In due course of time, reports started coming out of eastern Afghanistan that Aurangzeb aka Khalifa Umar Mansoor had made an alliance with the militant group Islamic State, or Daesh, and other likeminded militant factions. It is possible the US started seriously pursuing him and his men when his faction became an ally of the Islamic State. The US and other world powers are in no mood to allow the Islamic State and its allies to gain a foothold anywhere in the world because it is proving an obstinately resilient force in Iraq and Syria.

In fact, this was the first time the US had killed a Pakistani Taliban commander in Afghanistan and was seen as a strategic shift in Washington’s policy. The US had earlier assassinated the Afghan Taliban head Mulla Akhtar Mohammad Mansoor in its first drone strike in Pakistan’s Balochistan province and this too was seen as a change in its policy regarding different kinds of militants operating in the two countries.

It soon became clear that Khalifa Umar Mansoor is dead even though it wasn’t formally acknowledged when his faction indirectly conceded the loss by appointing Mufti Ghufranullah, a Pakistani militant commander from Bajaur Agency, as his successor.

The next to die in a US drone strike again in the Acheen district in Nangarhar was stated to be Mangal Bagh, head of the proscribed Pakistani militant group, Lashkar-i-Islam. Though his group denied the claim, there was growing evidence that he has been killed. Pakistan had placed Rs20 million as head-money on Mangal Bagh. He had occupied parts of Bara and Tirah in the Khyber tribal region before escaping the military operation and shifting to Nangarhar in late 2014. Prior to this, he had reportedly once received treatment in a hospital in Jalalabad, capital of Nangarhar, for his injuries sustained in fighting in Khyber Agency’s Tirah valley.

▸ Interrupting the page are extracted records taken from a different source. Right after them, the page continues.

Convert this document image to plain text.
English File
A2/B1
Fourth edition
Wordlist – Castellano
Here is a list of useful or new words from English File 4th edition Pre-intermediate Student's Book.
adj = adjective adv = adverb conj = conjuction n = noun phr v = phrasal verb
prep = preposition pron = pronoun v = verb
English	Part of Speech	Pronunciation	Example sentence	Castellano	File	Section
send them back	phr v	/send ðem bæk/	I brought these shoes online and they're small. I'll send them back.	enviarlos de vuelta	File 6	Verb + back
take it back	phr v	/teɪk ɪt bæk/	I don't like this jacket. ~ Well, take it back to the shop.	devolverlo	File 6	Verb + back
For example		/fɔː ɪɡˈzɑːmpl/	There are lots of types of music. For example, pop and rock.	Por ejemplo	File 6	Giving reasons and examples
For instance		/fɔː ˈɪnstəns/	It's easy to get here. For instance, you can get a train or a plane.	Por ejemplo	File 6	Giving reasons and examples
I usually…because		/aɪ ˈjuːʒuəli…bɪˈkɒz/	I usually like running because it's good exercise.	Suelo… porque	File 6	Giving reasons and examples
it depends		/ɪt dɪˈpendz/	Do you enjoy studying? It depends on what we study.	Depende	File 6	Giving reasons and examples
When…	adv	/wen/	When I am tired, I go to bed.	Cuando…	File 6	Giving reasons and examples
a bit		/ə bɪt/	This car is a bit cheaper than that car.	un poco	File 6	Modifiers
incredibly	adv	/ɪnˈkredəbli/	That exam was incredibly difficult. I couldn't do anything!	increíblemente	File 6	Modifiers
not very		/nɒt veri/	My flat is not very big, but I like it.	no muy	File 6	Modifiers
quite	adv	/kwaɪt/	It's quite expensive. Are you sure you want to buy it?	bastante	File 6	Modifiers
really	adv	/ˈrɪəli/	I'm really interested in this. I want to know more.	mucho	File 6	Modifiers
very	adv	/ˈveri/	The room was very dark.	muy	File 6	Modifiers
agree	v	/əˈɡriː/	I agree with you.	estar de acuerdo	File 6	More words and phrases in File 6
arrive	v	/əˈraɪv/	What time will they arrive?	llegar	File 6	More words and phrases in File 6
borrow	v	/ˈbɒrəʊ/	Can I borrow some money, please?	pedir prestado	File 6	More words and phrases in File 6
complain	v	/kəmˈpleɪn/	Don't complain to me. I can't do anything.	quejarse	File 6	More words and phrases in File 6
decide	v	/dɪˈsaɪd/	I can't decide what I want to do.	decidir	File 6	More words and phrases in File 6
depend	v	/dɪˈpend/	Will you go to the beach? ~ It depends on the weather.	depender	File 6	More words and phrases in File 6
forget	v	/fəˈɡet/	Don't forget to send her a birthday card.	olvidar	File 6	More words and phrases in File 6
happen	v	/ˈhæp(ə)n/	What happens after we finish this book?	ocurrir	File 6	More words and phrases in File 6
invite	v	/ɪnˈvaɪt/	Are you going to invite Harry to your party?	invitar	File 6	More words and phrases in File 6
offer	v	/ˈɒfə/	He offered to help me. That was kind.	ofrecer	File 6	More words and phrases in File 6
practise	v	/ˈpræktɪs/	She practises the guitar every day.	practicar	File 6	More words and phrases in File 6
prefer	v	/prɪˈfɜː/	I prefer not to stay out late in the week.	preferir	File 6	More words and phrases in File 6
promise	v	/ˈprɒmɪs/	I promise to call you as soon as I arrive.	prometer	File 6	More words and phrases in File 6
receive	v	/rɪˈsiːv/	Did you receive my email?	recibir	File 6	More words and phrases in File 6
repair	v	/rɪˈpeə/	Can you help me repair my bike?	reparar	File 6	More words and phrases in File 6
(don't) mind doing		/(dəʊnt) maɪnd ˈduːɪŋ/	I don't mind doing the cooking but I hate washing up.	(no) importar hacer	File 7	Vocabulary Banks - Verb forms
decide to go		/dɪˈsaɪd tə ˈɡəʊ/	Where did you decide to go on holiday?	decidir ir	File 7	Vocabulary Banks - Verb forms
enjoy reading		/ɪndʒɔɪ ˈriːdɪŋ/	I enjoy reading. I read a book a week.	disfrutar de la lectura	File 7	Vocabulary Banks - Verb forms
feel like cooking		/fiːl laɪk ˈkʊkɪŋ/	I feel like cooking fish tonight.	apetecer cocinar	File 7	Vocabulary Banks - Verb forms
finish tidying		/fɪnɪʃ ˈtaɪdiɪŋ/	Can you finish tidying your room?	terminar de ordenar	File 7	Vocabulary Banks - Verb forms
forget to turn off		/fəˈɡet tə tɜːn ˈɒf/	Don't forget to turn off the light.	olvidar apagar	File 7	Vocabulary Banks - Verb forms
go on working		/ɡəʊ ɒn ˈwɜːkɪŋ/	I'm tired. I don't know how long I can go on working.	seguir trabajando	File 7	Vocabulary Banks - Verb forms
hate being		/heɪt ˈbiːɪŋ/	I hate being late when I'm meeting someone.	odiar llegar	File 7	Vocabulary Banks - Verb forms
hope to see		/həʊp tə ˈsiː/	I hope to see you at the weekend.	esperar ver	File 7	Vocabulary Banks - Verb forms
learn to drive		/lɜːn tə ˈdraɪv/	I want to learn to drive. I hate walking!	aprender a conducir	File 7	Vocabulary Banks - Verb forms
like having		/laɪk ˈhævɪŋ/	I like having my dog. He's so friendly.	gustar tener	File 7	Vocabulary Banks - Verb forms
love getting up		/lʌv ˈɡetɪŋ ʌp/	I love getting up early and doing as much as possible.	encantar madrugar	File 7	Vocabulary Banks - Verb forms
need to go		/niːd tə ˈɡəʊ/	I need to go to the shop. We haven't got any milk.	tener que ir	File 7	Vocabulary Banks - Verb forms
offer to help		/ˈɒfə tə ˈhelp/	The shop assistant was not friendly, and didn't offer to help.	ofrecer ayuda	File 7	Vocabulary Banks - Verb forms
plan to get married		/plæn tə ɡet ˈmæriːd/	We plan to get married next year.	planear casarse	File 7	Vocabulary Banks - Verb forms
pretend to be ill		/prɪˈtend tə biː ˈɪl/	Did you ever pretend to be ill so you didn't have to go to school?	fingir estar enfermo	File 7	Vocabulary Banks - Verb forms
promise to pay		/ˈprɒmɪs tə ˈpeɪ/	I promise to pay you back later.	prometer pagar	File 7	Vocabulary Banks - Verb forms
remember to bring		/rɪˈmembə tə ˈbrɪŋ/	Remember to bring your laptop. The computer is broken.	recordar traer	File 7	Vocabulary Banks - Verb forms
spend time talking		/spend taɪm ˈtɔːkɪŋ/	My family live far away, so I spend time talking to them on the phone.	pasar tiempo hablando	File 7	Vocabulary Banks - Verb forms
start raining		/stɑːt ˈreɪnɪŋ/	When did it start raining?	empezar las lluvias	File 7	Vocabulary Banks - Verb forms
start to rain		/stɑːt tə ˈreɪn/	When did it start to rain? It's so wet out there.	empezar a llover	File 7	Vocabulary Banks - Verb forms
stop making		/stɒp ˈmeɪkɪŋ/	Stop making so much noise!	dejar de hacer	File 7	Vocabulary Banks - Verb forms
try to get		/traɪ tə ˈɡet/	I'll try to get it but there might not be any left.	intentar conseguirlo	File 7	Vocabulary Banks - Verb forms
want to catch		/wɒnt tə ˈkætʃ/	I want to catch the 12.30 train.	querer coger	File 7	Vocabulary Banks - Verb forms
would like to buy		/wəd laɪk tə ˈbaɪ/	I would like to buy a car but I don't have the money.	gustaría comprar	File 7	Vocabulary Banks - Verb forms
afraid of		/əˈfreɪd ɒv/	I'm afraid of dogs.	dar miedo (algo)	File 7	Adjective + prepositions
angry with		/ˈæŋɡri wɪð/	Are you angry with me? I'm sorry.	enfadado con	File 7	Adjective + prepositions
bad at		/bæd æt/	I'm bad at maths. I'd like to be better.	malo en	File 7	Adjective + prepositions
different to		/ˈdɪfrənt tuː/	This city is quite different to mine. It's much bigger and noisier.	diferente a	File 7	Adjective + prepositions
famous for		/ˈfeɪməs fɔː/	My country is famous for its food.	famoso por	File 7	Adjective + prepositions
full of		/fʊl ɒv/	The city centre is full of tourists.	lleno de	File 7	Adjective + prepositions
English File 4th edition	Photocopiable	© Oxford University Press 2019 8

Early in life, Mangal Bagh had been the driver of a passenger bus plying between his native Bara and Peshawar. However, he told this writer in an interview several years ago in Bara that he was a transporter and owned passenger buses.

His group too was reported to have made an alliance with the Islamic State, and the two groups were operating in the same area in Acheen district. Though his Lashkar-i-Islam group is still in existence, it is much weaker now and its fighters appear to be demoralised. It is a big climb-down from its peak days when Lashkar-i-Islam controlled large parts of Bara and Tirah and ran a parallel administration complete with its court, private jail and tax collection system. It also ran a kidnapping cartel and summoned anyone it deemed guilty to appear in Mangal Bagh’s court.

Finally on August 12 the US announced that Hafiz Saeed Khan Orakzai, the emir of the Islamic State for its Khorasan province comprising of Afghanistan and parts of Pakistan, was killed in a drone attack in Acheen district along with some of his aides. Though this wasn’t the first time his death was claimed as the Afghan intelligence agency, NDS, had made such a claim on July 12, 2015 also, the US claim was considered credible. The Islamic State has yet to admit his death, but this is understandable as it may do so once a new leader for its Khorasan chapter is chosen. This could take time because the IS Khorasan has lost several top commanders such as Abdur Rauf Khadim, Shahidullah Shahid, Gul Zaman, Saad Emirati in the last two years and it would have difficulty in selecting a new emir from among the remaining lot of barely known members of the terrorist group.